Posted by: David Frakt | December 15, 2016 at 08:23 PM
Hello out there. Can any California shlepper solo attorney tell us if there are any billboards out there advertising $49.00 traffic ticket defense?
Posted by: Captain Hruska Carswell, Continuance King | December 15, 2016 at 08:38 PM
Captain, I'm not in the category you asked for but am an avid reader of billboards out here as I creep along in traffic. I can not recall a single attorney billboard of any type out here. Of course it could be that tech has pushed up the cost of billboard advertising as well as housing here and that other than the occasional beer ad, no other industry can afford to use this medium.
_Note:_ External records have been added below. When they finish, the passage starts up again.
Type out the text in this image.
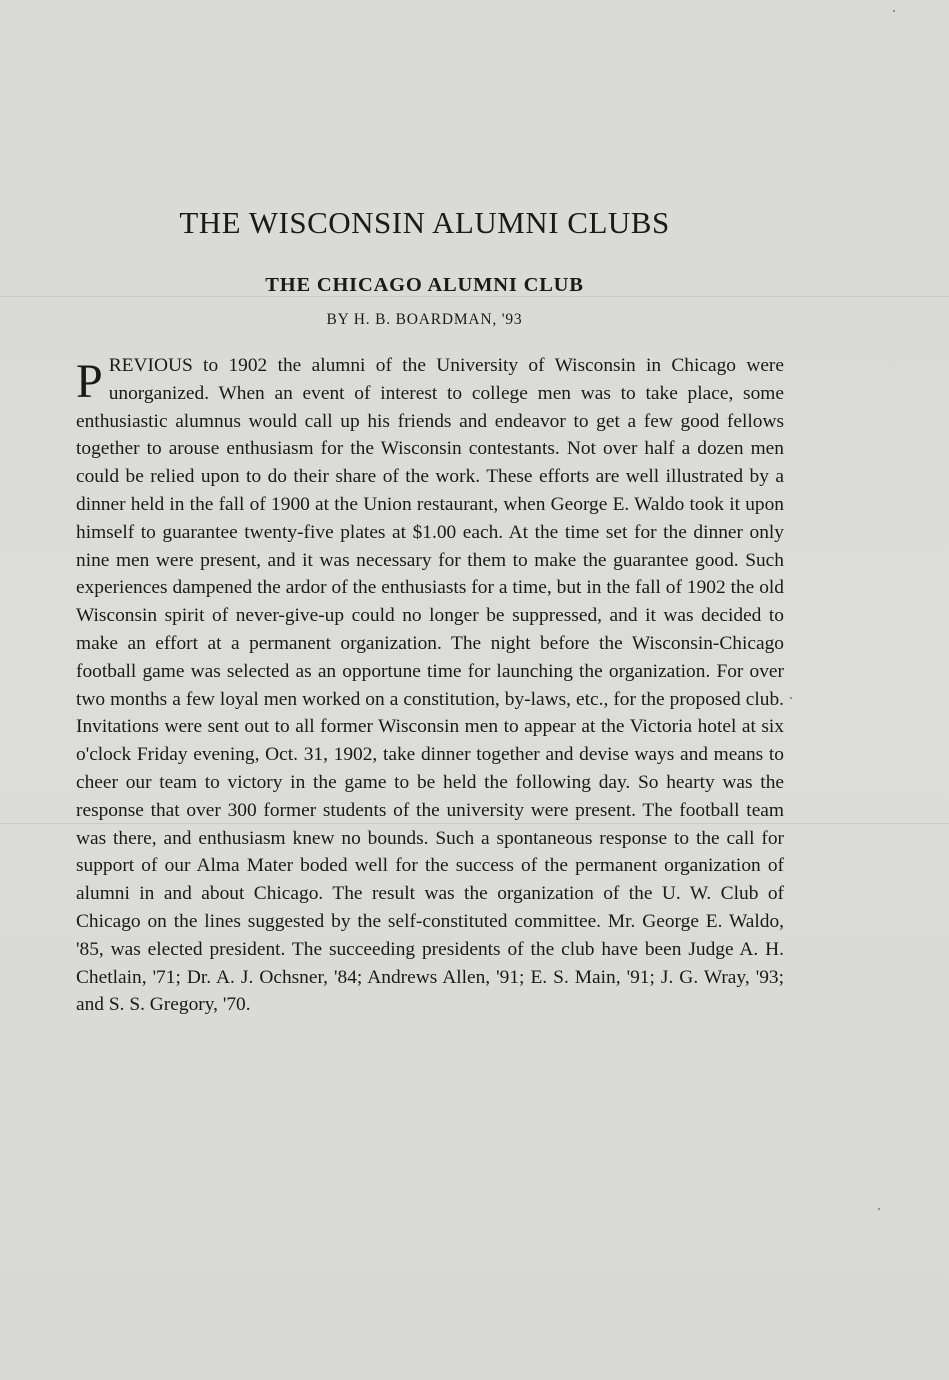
THE WISCONSIN ALUMNI CLUBS
THE CHICAGO ALUMNI CLUB
BY H. B. BOARDMAN, '93

PREVIOUS to 1902 the alumni of the University of Wisconsin in Chicago were unorganized. When an event of interest to college men was to take place, some enthusiastic alumnus would call up his friends and endeavor to get a few good fellows together to arouse enthusiasm for the Wisconsin contestants. Not over half a dozen men could be relied upon to do their share of the work. These efforts are well illustrated by a dinner held in the fall of 1900 at the Union restaurant, when George E. Waldo took it upon himself to guarantee twenty-five plates at $1.00 each. At the time set for the dinner only nine men were present, and it was necessary for them to make the guarantee good. Such experiences dampened the ardor of the enthusiasts for a time, but in the fall of 1902 the old Wisconsin spirit of never-give-up could no longer be suppressed, and it was decided to make an effort at a permanent organization. The night before the Wisconsin-Chicago football game was selected as an opportune time for launching the organization. For over two months a few loyal men worked on a constitution, by-laws, etc., for the proposed club. Invitations were sent out to all former Wisconsin men to appear at the Victoria hotel at six o'clock Friday evening, Oct. 31, 1902, take dinner together and devise ways and means to cheer our team to victory in the game to be held the following day. So hearty was the response that over 300 former students of the university were present. The football team was there, and enthusiasm knew no bounds. Such a spontaneous response to the call for support of our Alma Mater boded well for the success of the permanent organization of alumni in and about Chicago. The result was the organization of the U. W. Club of Chicago on the lines suggested by the self-constituted committee. Mr. George E. Waldo, '85, was elected president. The succeeding presidents of the club have been Judge A. H. Chetlain, '71; Dr. A. J. Ochsner, '84; Andrews Allen, '91; E. S. Main, '91; J. G. Wray, '93; and S. S. Gregory, '70.
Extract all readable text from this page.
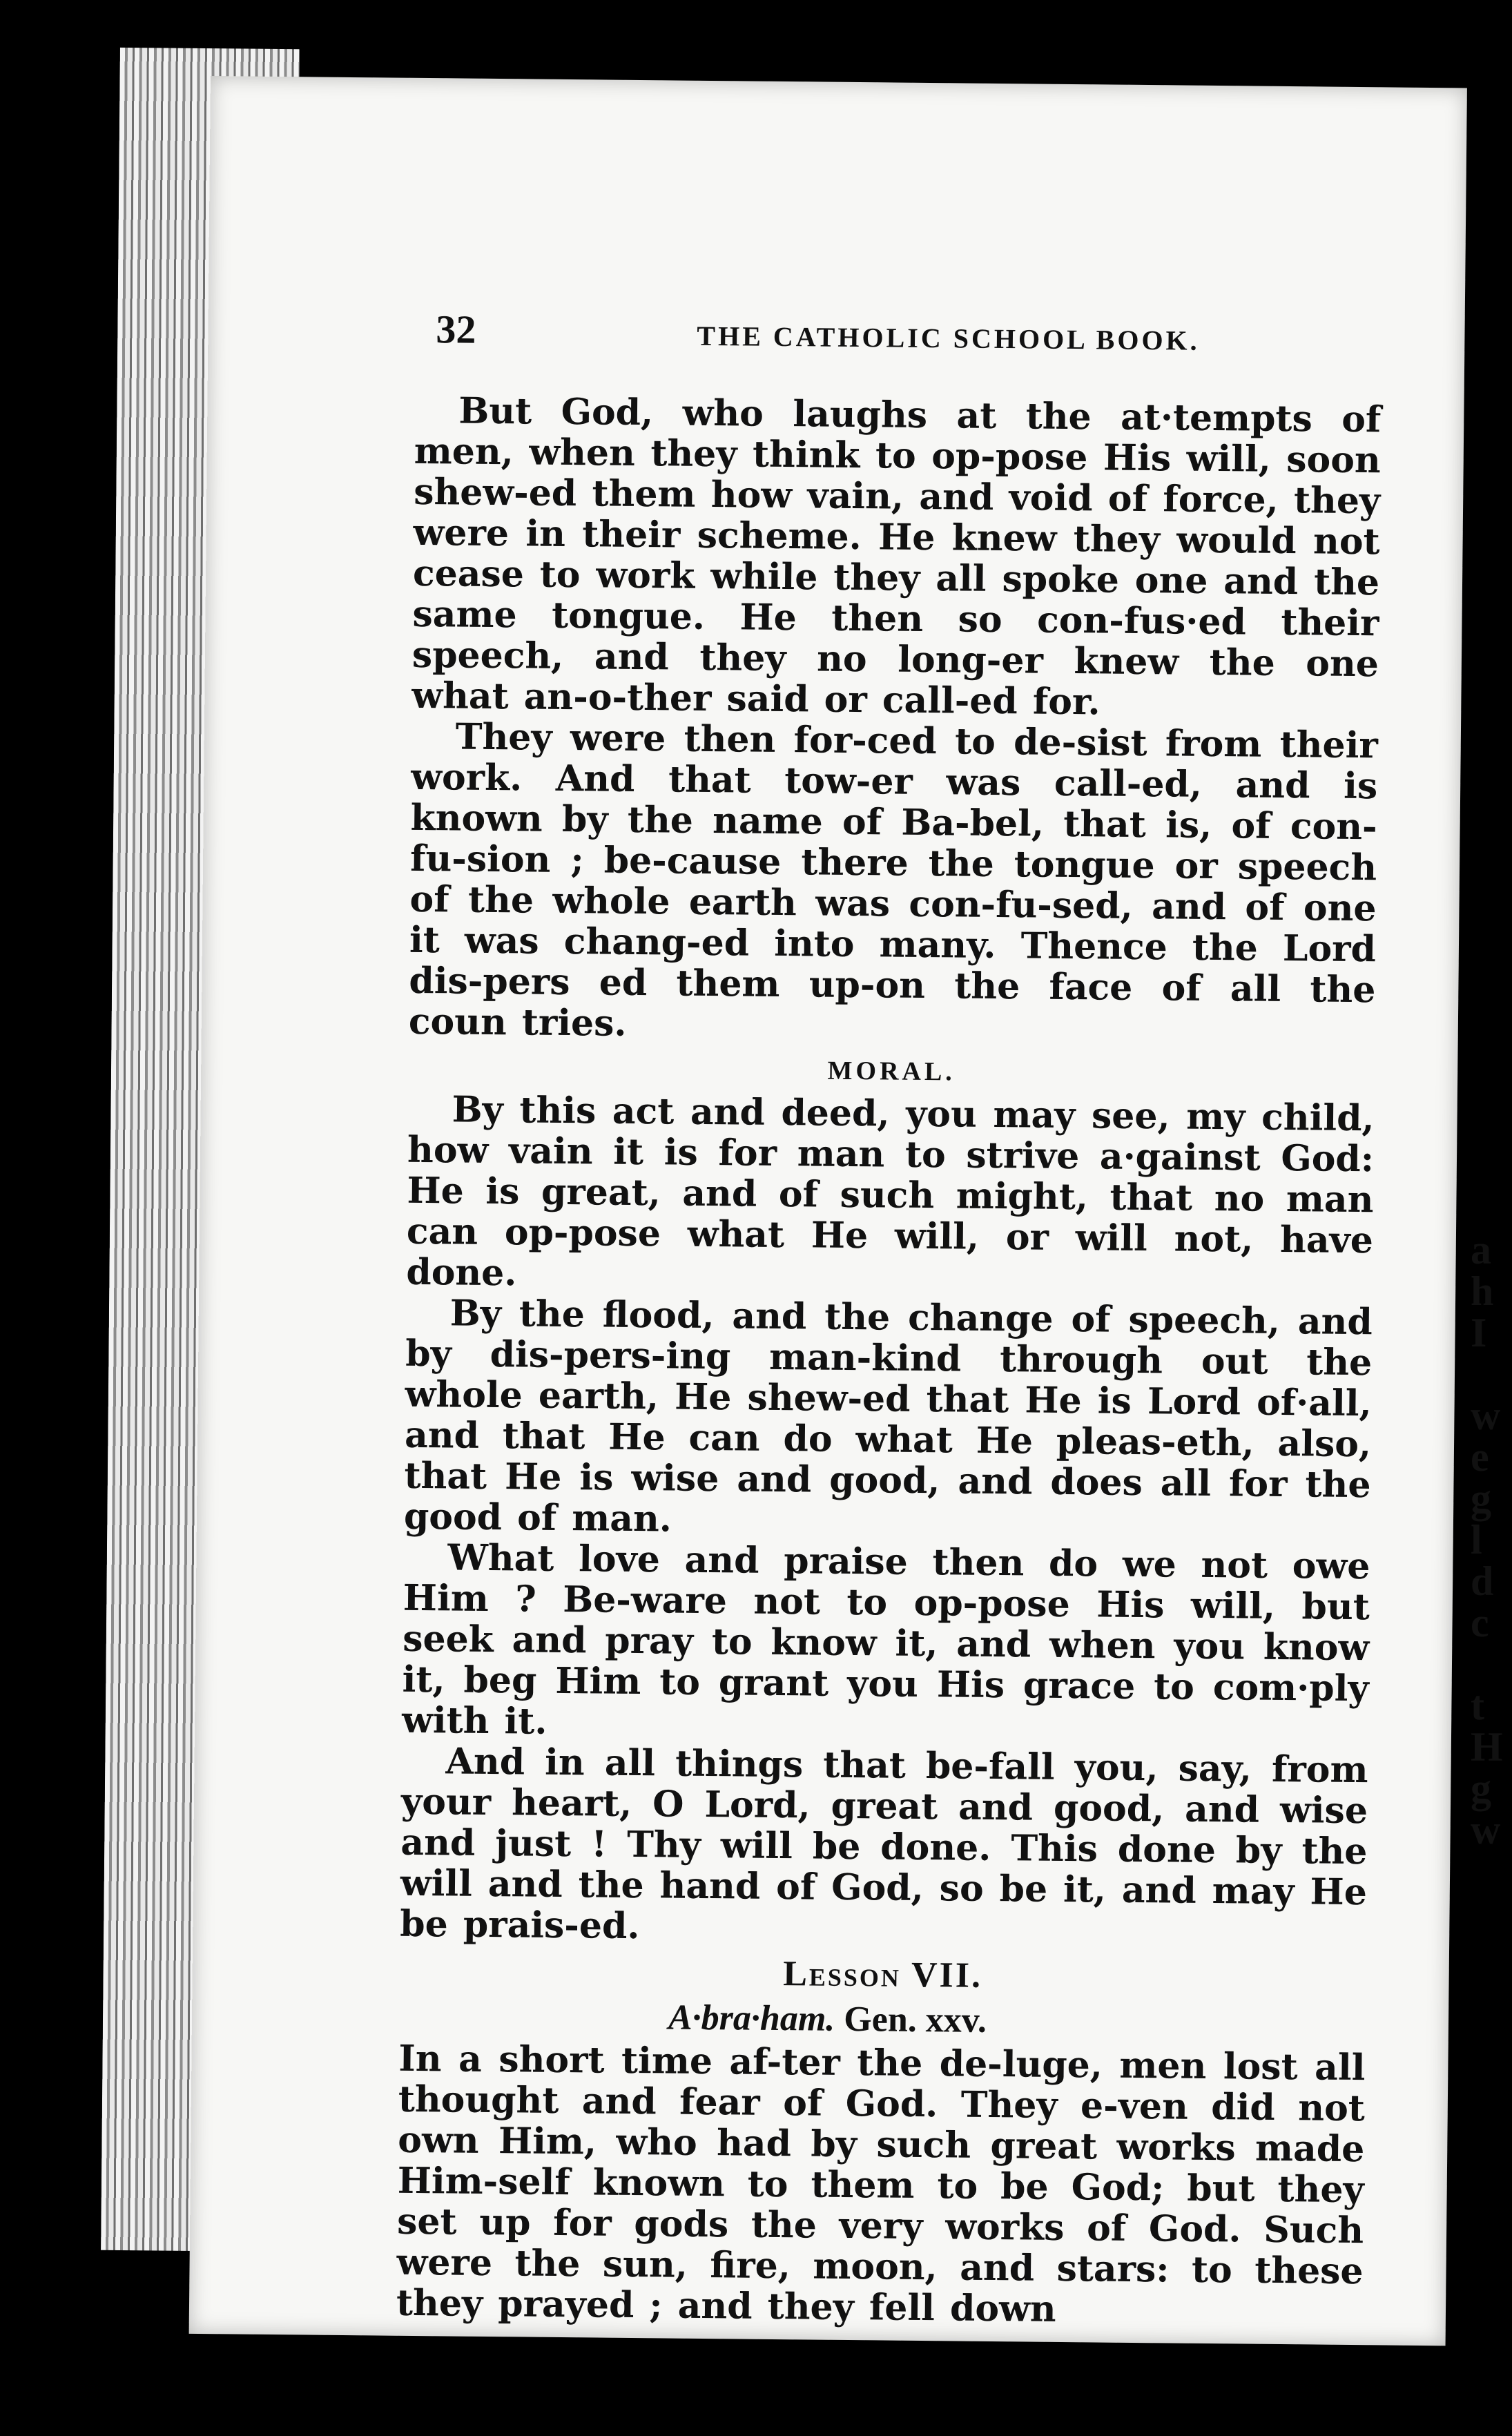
32	THE CATHOLIC SCHOOL BOOK.

But God, who laughs at the at·tempts of men, when they think to op-pose His will, soon shew-ed them how vain, and void of force, they were in their scheme. He knew they would not cease to work while they all spoke one and the same tongue. He then so con-fus·ed their speech, and they no long-er knew the one what an-o-ther said or call-ed for.

They were then for-ced to de-sist from their work. And that tow-er was call-ed, and is known by the name of Ba-bel, that is, of con-fu-sion ; be-cause there the tongue or speech of the whole earth was con-fu-sed, and of one it was chang-ed into many. Thence the Lord dis-pers ed them up-on the face of all the coun tries.

MORAL.

By this act and deed, you may see, my child, how vain it is for man to strive a·gainst God: He is great, and of such might, that no man can op-pose what He will, or will not, have done.

By the flood, and the change of speech, and by dis-pers-ing man-kind through out the whole earth, He shew-ed that He is Lord of·all, and that He can do what He pleas-eth, also, that He is wise and good, and does all for the good of man.

What love and praise then do we not owe Him ? Be-ware not to op-pose His will, but seek and pray to know it, and when you know it, beg Him to grant you His grace to com·ply with it.

And in all things that be-fall you, say, from your heart, O Lord, great and good, and wise and just ! Thy will be done. This done by the will and the hand of God, so be it, and may He be prais-ed.

Lesson VII.
A·bra·ham. Gen. xxv.

In a short time af-ter the de-luge, men lost all thought and fear of God. They e-ven did not own Him, who had by such great works made Him-self known to them to be God; but they set up for gods the very works of God. Such were the sun, fire, moon, and stars: to these they prayed ; and they fell down

a
h
I

w
e
g
l
d
c

t
H
g
w
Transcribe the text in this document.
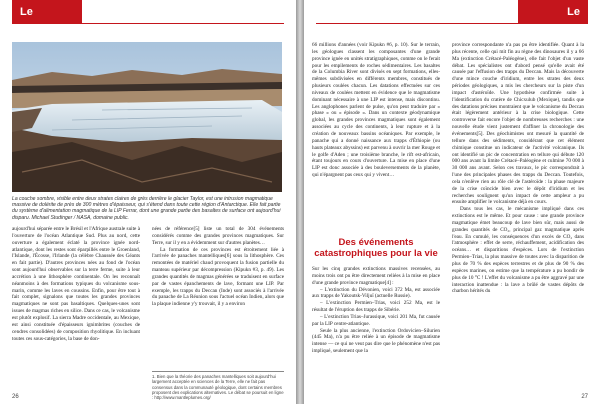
Le dossier
La couche sombre, visible entre deux strates claires de grès derrière le glacier Taylor, est une intrusion magmatique massive de dolérite de près de 300 mètres d'épaisseur, qui s'étend dans toute cette région d'Antarctique. Elle fait partie du système d'alimentation magmatique de la LIP Ferrar, dont une grande partie des basaltes de surface ont aujourd'hui disparu. Michael Studinger / NASA, domaine public.

aujourd'hui séparée entre le Brésil et l'Afrique australe suite à l'ouverture de l'océan Atlantique Sud. Plus au nord, cette ouverture a également éclaté la province ignée nord-atlantique, dont les restes sont éparpillés entre le Groenland, l'Islande, l'Écosse, l'Irlande (la célèbre Chaussée des Géants en fait partie). D'autres provinces nées au fond de l'océan sont aujourd'hui observables sur la terre ferme, suite à leur accrétion à une lithosphère continentale. On les reconnaît néanmoins à des formations typiques du volcanisme sous-marin, comme les laves en coussins. Enfin, pour être tout à fait complet, signalons que toutes les grandes provinces magmatiques ne sont pas basaltiques. Quelques-unes sont issues de magmas riches en silice. Dans ce cas, le volcanisme est plutôt explosif. La sierra Madre occidentale, au Mexique, est ainsi constituée d'épaisseurs ignimbrites (couches de cendres consolidées) de composition rhyolitique. En incluant toutes ces sous-catégories, la base de don-

nées de référence[5] liste un total de 304 événements considérés comme des grandes provinces magmatiques. Sur Terre, sur il y en a évidemment sur d'autres planètes…

La formation de ces provinces est étroitement liée à l'arrivée de panaches mantelliques[6] sous la lithosphère. Ces remontées de matériel chaud provoquent la fusion partielle du manteau supérieur par décompression (Kipukn #3, p. 49). Les grandes quantités de magmas générées se traduisent en surface par de vastes épanchements de lave, formant une LIP. Par exemple, les trapps du Deccan (Inde) sont associés à l'arrivée du panache de La Réunion sous l'actuel océan Indien, alors que la plaque indienne y'y trouvait, il y a environ

1. Bien que la théorie des panaches mantelliques soit aujourd'hui largement acceptée en sciences de la Terre, elle ne fait pas consensus dans la communauté géologique, dont certains membres proposent des explications alternatives. Le débat se poursuit en ligne : http://www.mantleplumes.org/
26
Le dossier

66 millions d'années (voir Kipukn #6, p. 10). Sur le terrain, les géologues classent les composantes d'une grande province ignée en unités stratigraphiques, comme on le ferait pour les empilements de roches sédimentaires. Les basaltes de la Columbia River sont divisés en sept formations, elles-mêmes subdivisées en différents membres, constitués de plusieurs coulées chacun. Les datations effectuées sur ces niveaux de coulées mettent en évidence que le magmatisme dominant nécessaire à une LIP est intense, mais discontinu. Les anglophones parlent de pulse, qu'on peut traduire par « phase » ou « épisode ». Dans un contexte géodynamique global, les grandes provinces magmatiques sont également associées au cycle des continents, à leur rupture et à la création de nouveaux bassins océaniques. Par exemple, le panache qui a donné naissance aux trapps d'Éthiopie (ou hauts plateaux abyssins) est parvenu à ouvrir la mer Rouge et le golfe d'Aden ; une troisième branche, le rift est-africain, étant toujours en cours d'ouverture. La mise en place d'une LIP est donc associée à des bouleversements de la planète, qui n'épargnent pas ceux qui y vivent…

Des événements catastrophiques pour la vie

Sur les cinq grandes extinctions massives recensées, au moins trois ont pu être directement reliées à la mise en place d'une grande province magmatique[4] :

– L'extinction du Dévonien, voici 372 Ma, est associée aux trapps de Yakoutsk-Viljuï (actuelle Russie).

– L'extinction Permien–Trias, voici 252 Ma, est le résultat de l'éruption des trapps de Sibérie.

– L'extinction Trias–Jurassique, voici 201 Ma, fut causée par la LIP centre-atlantique.

Seule la plus ancienne, l'extinction Ordovicien–Silurien (445 Ma), n'a pu être reliée à un épisode de magmatisme intense — ce qui ne veut pas dire que le phénomène n'est pas impliqué, seulement que la

province correspondante n'a pas pu être identifiée. Quant à la plus récente, celle qui mit fin au règne des dinosaures il y a 66 Ma (extinction Crétacé-Paléogène), elle fait l'objet d'un vaste débat. Les spécialistes ont d'abord pensé qu'elle avait été causée par l'effusion des trapps du Deccan. Mais la découverte d'une mince couche d'iridium, entre les strates des deux périodes géologiques, a mis les chercheurs sur la piste d'un impact d'astéroïde. Une hypothèse confirmée suite à l'identification du cratère de Chicxulub (Mexique), tandis que des datations précises montraient que le volcanisme du Deccan était légèrement antérieur à la crise biologique. Cette controverse fait encore l'objet de nombreuses recherches : une nouvelle étude vient justement d'affiner la chronologie des événements[5]. Des géochimistes ont mesuré la quantité de tellure dans des sédiments, considérant que cet élément chimique constitue un indicateur de l'activité volcanique. Ils ont identifié un pic de concentration en tellure qui débute 120 000 ans avant la limite Crétacé–Paléogène et culmine 70 000 à 30 000 ans avant. Selon ces travaux, le pic correspondrait à l'une des principales phases des trapps du Deccan. Toutefois, cela n'enlève rien au rôle clé de l'astéroïde : la phase majeure de la crise coïncide bien avec le dépôt d'iridium et les recherches soulignent qu'un impact de cette ampleur a pu ensuite amplifier le volcanisme déjà en cours.

Dans tous les cas, le mécanisme impliqué dans ces extinctions est le même. Et pour cause : une grande province magmatique émet beaucoup de lave bien sûr, mais aussi de grandes quantités de CO₂, principal gaz magmatique après l'eau. En cumulé, les conséquences d'un excès de CO₂ dans l'atmosphère : effet de serre, réchauffement, acidification des océans… et disparitions d'espèces. Lors de l'extinction Permien–Trias, la plus massive de toutes avec la disparition de plus de 70 % des espèces terrestres et de plus de 90 % des espèces marines, on estime que la température a pu bondir de plus de 10 °C ! L'effet du volcanisme a pu être aggravé par une interaction inattendue : la lave a brûlé de vastes dépôts de charbon hérités du

27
Posted by: PaulB | December 15, 2016 at 08:45 PM
Illinois is loaded with legal advertising billboards. So is Detroit. Especially PI, Bankruptcy, SSi Disability and Divorce. Maybe California is underserved and there is a law school gap? The ad rates for billboards are surprisingly affordable in Illinois; well within my Capital One credit limit.
Posted by: Captain Hruska Carswell, Continuance King | December 15, 2016 at 09:43 PM
David
Your efforts are appreciated, and I do not say that sarcastically. I do think that focus on the inefficacy of prior probationary periods is essential, however, and perhaps your cognizance of recent history is now more rounded.
Golden Gate seems to show up on every list at the very bottomest bottom, and nothing seems to get thru to the faculty and administrators there. Will we hear anything but rationalizations from those who, by reason of abysmal bar pass and job placement rates, have truly performed so poorly as law school administrators and educators?
To be sure, Golden Gate is not unique in its institutional failure, but, most folks who rail against certain law schools seem to be oblivious to this particular failed institution's history of ABA involvement.
It is the failure of the ABA's weak and ineffectual prior attempts to remedy such failures that deserves attention now. It isn't just that the ABA is fiddling while students are subjected to failed law schools' attempts to provide a legal education, it is that the ABA, even now, lifts not a finger to do ANYTHING in the face of what you have accurately described above with respect to, e.g., Golden Gate.
It seems to me to be fair to single out a particularly poor performer (as any law school does every day with respect to academic disqualifications) and ask whether the rules are being enforced fairly and evenly, and whether prior enforcement attempts have proved only temporarily fruitful.
Golden Gate may be the school that will tell the tale. If the ABA doesn't act, then action should be taken to divest the regulatory authority of the ABA.